Este é um poema de caráter épico, cuja linguagem vibrante, em tom declamatório, ajuda a construir imagens grandiosas da escrita. Castro Alves deixa-nos o seu tributo às pessoas baianas que defenderam com bravura, para além da independência de sua província, a emancipação política do Brasil; e rememora a máxima da Conjuração Mineira (1789-1792): "libertas quae sera tamen" (liberdade ainda que tardia).
"Aves de Arribação" (1870)
"Um dia Eles chegaram. Sobre a estrada / Abriram à tardinha as persianas; / E mais festiva a habitação sorria / Sob os festões das trêmulas lianas.
Quem eram? Donde vinham? — Pouco importa / Quem fossem da casinha os habitantes. / — São noivos —: as mulheres murmuravam! / E os pássaros diziam: — São amantes!" [...]
Hoje a casinha já não abre à tarde / Sobre a estrada as alegres persianas. / Os ninhos desabaram... no abandono / Murcharam-se as grinaldas de lianas.
Que é feito do viver daqueles tempos? / Onde estão da casinha os habitantes?/ ... A Primavera, que arrebata as asas... / Levou-lhe os passarinhos e os amantes!...".
Acredito que este é um dos poemas da obra em que a influência da relação amorosa do poeta com Eugênia Câmara se manifesta com mais veemência. Segundo fontes históricas, o casal se mudou para São Paulo, onde Castro Alves objetivara terminar os seus estudos de Direito. Contudo, em meio às constantes desavenças entre os dois, cujo principal indício seria a notável vaidade do poeta, acabaram por separar-se. Por fim, a atriz portuguesa retomou a sua carreira nos palcos.
Fatos expostos, é certo que a primorosa escolha vocabular e da pontuação, e o uso de figuras de linguagem empregado por Alves, contribuem deveras para ampliar a beleza poética de "Aves de Arribação".
Têm-se, portanto, uma melancólica história de dois errantes amorosos que, como aves migratórias, arribam, "levantam vôo" daquele lugar, em busca de novas paragens ignotas.
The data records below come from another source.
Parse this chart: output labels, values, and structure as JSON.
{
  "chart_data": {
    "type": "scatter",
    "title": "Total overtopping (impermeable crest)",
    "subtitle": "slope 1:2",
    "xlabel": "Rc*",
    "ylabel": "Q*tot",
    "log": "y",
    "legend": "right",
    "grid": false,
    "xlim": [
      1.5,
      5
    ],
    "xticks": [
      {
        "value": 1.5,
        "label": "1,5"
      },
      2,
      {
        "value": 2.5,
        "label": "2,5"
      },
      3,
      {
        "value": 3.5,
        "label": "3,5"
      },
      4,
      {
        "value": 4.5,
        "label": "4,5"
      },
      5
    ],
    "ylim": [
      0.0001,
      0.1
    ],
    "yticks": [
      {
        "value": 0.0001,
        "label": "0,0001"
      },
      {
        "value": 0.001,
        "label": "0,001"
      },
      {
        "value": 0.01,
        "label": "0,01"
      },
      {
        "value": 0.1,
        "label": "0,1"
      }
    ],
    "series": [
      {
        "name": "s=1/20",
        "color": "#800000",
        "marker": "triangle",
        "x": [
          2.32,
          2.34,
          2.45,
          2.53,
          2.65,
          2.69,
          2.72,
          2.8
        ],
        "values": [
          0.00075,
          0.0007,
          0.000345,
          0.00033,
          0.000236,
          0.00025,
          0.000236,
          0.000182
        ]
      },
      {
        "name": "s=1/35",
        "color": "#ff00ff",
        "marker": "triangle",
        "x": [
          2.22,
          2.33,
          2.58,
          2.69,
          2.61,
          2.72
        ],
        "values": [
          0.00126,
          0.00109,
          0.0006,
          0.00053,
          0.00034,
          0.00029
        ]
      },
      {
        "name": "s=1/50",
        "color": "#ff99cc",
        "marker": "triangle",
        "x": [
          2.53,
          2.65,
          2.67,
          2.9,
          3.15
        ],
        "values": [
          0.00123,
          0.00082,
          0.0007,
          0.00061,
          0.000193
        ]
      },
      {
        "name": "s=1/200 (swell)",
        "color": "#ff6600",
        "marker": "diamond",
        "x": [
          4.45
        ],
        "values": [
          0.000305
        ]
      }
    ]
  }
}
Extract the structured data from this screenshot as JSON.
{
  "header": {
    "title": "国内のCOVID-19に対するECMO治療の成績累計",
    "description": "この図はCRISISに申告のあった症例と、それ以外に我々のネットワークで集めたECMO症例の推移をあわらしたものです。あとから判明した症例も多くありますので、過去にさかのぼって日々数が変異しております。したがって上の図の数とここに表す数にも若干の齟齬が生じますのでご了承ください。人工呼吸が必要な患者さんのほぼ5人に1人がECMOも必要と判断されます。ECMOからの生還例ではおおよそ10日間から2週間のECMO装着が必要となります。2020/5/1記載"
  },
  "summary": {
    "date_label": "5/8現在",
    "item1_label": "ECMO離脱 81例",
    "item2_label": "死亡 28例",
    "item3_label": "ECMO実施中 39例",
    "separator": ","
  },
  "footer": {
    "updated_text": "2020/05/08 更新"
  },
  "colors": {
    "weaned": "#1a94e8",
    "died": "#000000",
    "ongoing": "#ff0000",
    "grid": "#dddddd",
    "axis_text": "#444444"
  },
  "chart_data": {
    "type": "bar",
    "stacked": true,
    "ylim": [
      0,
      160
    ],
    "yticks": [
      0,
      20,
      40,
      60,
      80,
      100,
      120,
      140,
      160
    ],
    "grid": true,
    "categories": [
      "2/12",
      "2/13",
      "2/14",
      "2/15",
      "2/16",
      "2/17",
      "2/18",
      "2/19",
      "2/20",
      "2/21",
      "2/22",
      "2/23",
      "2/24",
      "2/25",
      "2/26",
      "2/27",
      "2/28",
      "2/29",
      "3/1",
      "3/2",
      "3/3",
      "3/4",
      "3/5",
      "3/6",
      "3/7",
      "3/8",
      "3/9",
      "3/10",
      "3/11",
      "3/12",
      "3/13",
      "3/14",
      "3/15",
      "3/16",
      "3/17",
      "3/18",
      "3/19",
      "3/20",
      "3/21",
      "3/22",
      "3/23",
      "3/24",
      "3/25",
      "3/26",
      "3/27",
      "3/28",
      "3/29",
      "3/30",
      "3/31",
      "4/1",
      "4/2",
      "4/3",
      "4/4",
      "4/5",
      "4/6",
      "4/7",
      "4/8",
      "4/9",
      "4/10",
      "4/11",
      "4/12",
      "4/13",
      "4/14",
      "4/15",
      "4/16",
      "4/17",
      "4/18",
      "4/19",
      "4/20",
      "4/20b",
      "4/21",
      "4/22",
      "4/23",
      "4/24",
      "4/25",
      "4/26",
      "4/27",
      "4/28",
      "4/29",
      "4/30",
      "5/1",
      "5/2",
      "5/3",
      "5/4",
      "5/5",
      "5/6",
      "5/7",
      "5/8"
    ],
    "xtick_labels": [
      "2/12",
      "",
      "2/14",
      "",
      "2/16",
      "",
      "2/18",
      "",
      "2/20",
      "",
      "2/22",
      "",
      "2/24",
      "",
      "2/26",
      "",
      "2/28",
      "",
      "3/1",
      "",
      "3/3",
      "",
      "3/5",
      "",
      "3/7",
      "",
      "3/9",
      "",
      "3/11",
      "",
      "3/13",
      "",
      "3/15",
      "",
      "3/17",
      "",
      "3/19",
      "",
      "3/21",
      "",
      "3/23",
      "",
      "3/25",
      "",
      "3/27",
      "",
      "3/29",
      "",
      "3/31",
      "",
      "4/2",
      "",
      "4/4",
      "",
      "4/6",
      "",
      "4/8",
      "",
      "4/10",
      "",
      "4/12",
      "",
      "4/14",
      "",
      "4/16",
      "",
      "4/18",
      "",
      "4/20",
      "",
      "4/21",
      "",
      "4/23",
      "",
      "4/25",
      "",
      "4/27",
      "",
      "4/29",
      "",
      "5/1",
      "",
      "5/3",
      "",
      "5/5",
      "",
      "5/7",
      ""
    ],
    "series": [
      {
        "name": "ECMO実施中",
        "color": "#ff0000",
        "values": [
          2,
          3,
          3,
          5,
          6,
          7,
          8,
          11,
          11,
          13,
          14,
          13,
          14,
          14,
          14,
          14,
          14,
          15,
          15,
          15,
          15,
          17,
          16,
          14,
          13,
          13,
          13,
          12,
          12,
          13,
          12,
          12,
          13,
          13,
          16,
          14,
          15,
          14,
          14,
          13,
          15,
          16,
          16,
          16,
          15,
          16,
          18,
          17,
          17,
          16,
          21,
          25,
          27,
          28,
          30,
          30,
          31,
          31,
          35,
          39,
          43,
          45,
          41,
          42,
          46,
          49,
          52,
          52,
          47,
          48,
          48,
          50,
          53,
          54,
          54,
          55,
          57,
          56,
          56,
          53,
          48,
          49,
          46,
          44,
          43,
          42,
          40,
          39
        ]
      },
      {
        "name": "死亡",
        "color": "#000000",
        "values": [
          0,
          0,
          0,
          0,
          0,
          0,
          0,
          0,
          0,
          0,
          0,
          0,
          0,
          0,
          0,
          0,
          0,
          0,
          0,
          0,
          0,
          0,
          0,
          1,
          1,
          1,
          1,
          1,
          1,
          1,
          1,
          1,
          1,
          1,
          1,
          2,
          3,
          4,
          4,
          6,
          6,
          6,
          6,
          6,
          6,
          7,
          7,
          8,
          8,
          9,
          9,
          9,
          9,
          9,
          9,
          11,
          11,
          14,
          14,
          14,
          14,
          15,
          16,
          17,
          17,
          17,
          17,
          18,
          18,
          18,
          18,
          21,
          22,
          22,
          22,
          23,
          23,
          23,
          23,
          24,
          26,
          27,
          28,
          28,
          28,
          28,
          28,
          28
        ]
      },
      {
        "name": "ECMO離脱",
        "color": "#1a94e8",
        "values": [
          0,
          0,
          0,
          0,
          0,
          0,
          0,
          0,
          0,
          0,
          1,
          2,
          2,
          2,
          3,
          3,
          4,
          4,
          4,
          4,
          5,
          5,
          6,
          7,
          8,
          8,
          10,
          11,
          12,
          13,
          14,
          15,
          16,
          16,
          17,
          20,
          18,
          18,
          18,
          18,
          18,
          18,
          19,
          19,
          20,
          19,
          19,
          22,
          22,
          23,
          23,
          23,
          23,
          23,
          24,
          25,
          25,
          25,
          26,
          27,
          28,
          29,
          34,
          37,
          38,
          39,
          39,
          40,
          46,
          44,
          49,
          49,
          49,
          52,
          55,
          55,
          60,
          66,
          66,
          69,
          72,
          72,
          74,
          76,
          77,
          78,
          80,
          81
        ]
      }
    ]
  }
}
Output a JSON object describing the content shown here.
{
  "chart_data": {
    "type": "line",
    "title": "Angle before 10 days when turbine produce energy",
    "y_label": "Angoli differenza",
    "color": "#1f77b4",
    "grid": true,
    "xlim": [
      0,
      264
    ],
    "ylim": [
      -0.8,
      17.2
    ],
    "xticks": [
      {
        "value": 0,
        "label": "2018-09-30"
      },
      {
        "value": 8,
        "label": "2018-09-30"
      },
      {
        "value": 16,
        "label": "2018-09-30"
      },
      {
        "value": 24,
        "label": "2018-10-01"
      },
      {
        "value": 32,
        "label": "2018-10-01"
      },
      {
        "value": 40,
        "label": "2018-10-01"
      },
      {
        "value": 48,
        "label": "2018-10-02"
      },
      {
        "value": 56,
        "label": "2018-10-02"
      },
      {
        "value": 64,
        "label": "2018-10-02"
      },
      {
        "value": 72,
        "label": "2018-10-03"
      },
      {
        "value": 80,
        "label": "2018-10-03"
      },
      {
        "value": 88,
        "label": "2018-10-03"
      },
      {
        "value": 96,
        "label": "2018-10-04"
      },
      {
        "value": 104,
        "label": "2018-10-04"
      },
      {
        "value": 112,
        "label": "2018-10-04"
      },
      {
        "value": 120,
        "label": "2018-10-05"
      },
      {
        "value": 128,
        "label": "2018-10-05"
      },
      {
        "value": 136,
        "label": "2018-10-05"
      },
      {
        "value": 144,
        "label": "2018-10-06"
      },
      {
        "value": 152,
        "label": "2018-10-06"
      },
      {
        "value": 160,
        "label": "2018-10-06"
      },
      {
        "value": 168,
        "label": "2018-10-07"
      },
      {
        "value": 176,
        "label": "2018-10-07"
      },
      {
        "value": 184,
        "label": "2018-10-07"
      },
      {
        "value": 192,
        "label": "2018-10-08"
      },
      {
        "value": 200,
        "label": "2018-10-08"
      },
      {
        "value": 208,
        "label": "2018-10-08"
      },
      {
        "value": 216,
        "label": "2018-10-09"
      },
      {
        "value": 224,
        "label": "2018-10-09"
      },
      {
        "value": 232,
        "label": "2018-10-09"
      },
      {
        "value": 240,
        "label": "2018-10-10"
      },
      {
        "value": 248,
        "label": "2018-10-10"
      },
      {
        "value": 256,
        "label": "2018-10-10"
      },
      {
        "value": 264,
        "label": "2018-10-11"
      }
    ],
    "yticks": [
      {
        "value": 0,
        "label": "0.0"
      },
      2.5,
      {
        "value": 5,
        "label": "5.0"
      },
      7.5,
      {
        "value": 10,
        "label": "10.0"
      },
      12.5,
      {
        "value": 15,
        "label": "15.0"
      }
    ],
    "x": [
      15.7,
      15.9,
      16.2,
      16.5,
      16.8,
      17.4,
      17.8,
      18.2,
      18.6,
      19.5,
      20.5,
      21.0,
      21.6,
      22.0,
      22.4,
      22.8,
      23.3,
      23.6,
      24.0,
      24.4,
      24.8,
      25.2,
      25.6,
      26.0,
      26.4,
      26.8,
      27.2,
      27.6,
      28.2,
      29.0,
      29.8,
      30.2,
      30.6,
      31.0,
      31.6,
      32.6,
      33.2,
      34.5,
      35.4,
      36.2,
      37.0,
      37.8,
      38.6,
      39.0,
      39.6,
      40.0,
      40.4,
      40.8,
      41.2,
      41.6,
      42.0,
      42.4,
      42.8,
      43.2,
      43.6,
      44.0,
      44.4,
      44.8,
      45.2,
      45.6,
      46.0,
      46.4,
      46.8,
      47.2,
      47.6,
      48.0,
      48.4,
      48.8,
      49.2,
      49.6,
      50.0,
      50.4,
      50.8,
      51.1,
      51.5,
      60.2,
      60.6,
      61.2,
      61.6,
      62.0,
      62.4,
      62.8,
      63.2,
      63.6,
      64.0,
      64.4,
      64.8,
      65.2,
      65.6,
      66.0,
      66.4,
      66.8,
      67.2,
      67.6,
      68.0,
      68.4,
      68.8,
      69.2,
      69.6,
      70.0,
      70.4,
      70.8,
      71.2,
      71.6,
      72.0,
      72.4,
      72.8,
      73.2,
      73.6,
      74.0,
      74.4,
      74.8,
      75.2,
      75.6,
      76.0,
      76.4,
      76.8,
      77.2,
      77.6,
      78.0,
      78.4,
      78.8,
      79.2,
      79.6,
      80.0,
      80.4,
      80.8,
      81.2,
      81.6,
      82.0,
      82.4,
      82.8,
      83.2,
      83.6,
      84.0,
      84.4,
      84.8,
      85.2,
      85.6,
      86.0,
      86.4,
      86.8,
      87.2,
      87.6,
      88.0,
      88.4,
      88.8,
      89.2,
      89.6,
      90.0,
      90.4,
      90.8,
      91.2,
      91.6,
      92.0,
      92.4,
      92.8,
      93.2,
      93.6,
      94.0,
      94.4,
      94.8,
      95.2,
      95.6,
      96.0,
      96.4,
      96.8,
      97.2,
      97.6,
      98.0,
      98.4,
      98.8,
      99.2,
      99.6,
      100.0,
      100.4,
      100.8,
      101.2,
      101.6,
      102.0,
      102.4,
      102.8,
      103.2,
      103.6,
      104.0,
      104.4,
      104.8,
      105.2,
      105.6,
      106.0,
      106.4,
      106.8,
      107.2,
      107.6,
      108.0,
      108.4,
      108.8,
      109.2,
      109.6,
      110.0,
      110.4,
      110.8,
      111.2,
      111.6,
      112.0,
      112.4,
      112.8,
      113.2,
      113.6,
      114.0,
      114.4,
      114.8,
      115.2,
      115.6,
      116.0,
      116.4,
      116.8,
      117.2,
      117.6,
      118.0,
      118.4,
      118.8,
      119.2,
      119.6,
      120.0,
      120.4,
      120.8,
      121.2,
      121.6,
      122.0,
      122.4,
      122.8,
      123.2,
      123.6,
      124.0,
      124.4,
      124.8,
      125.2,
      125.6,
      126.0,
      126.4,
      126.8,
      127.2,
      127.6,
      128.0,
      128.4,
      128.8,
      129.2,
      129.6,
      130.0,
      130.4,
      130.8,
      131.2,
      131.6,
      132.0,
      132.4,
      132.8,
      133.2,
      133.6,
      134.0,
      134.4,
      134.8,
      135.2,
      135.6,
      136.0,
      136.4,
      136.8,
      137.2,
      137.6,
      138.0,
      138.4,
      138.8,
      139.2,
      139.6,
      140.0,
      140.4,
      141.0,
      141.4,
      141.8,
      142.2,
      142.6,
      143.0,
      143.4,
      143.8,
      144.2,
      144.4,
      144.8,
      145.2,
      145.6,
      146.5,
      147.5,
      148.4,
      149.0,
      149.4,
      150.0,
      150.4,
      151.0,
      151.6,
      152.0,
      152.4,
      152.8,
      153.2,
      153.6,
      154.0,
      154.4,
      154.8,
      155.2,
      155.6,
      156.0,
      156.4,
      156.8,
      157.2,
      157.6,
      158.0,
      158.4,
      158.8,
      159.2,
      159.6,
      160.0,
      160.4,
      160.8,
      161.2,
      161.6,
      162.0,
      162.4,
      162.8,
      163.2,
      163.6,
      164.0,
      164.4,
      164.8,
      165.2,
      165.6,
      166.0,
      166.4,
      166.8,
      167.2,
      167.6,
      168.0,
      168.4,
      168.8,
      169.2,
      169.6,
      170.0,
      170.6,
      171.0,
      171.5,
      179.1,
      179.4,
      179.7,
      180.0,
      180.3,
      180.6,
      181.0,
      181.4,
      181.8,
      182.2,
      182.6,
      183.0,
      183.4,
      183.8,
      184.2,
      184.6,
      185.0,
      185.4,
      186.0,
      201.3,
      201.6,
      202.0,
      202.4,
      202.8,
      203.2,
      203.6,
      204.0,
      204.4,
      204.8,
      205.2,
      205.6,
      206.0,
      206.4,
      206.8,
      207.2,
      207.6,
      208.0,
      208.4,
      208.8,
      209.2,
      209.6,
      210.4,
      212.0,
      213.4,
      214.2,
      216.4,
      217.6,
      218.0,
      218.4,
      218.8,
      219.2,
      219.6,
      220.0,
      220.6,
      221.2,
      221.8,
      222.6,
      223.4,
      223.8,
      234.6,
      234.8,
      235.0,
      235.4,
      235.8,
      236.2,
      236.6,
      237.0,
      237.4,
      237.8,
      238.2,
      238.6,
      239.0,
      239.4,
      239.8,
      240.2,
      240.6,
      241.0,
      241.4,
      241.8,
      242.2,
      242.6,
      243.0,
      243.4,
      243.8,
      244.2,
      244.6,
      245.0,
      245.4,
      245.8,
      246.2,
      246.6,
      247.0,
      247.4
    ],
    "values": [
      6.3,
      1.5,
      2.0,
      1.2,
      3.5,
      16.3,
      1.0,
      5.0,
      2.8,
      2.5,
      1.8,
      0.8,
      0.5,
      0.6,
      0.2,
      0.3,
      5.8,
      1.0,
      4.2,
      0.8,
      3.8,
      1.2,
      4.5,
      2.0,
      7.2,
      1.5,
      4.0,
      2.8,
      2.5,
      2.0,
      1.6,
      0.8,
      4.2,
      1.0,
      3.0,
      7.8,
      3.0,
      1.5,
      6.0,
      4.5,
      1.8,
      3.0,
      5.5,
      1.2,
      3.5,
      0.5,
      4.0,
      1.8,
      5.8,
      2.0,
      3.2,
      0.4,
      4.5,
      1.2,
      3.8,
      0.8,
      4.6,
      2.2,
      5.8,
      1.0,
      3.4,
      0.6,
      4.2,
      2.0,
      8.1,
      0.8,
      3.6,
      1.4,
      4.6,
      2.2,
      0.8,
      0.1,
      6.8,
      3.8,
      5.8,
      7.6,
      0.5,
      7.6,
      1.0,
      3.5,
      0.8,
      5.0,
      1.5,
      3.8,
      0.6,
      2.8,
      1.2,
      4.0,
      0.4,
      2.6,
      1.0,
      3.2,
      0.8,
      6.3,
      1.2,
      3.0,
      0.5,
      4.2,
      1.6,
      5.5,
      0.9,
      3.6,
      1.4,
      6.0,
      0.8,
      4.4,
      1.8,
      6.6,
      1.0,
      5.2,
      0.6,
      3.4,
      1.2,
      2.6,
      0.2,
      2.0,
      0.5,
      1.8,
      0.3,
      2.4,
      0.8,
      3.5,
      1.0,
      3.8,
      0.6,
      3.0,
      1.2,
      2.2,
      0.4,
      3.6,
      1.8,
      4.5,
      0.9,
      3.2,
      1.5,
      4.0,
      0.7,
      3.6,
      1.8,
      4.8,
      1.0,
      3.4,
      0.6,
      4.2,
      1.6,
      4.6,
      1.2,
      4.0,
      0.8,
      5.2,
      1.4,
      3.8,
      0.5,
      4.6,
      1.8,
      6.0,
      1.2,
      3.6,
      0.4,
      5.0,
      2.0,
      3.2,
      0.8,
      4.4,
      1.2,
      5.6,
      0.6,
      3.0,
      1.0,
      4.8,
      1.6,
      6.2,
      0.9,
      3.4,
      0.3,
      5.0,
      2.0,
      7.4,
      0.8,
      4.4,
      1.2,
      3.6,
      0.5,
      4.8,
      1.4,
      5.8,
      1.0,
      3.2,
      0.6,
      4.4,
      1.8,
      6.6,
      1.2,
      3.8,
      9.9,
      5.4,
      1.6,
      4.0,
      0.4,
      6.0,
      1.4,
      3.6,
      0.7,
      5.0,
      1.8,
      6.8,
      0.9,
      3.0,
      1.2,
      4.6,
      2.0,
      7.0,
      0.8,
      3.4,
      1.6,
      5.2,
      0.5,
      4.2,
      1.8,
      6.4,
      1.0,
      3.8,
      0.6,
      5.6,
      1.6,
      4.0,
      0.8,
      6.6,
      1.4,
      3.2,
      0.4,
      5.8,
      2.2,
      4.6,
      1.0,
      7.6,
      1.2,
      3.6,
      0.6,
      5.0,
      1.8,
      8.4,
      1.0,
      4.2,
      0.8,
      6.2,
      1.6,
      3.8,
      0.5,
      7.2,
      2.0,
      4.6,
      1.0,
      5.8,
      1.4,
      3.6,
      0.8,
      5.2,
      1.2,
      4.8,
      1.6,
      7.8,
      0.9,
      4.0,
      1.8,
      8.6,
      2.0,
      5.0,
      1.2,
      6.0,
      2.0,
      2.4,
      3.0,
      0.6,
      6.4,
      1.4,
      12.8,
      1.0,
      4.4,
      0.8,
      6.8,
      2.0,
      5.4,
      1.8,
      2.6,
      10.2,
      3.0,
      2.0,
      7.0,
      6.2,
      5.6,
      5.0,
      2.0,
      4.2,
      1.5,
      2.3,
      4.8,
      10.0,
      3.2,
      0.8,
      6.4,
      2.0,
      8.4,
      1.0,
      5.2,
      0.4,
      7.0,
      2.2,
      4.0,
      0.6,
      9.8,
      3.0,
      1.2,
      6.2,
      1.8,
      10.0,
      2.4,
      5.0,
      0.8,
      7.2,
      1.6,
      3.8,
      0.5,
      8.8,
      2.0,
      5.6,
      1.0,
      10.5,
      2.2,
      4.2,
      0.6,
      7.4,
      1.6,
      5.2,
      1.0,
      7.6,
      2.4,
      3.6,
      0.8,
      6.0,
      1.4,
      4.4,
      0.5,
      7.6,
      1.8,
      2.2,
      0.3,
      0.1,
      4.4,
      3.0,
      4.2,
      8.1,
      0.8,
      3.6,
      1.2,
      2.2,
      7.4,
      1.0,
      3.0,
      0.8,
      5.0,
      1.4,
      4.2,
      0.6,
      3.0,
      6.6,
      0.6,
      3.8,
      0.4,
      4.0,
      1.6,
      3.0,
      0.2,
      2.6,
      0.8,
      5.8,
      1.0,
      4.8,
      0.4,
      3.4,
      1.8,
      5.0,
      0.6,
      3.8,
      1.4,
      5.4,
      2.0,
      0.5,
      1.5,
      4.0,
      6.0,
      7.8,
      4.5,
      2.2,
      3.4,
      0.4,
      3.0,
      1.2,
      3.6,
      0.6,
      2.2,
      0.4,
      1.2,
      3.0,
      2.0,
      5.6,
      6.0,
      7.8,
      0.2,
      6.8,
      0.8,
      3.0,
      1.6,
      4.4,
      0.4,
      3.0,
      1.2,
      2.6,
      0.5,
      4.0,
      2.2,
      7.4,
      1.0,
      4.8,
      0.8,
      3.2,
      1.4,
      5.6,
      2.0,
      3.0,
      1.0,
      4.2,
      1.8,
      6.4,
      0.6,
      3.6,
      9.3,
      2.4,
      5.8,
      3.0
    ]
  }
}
Em suma, "Espumas Flutuantes" é uma obra que merece destaque no rol da literatura nacional. O estilo poético apaixonado de Castro Alves - sobretudo sua lírica-amorosa, que nesta predomina -, marcado por grandiloquência e sensibilidade inconfundíveis, foi um marco para a Geração Condoreira. E a transitoriedade simbolizada pelo livro é impactante - são as peculiaridades da vida, a cujos amores e dissabores todos nós estamos passíveis.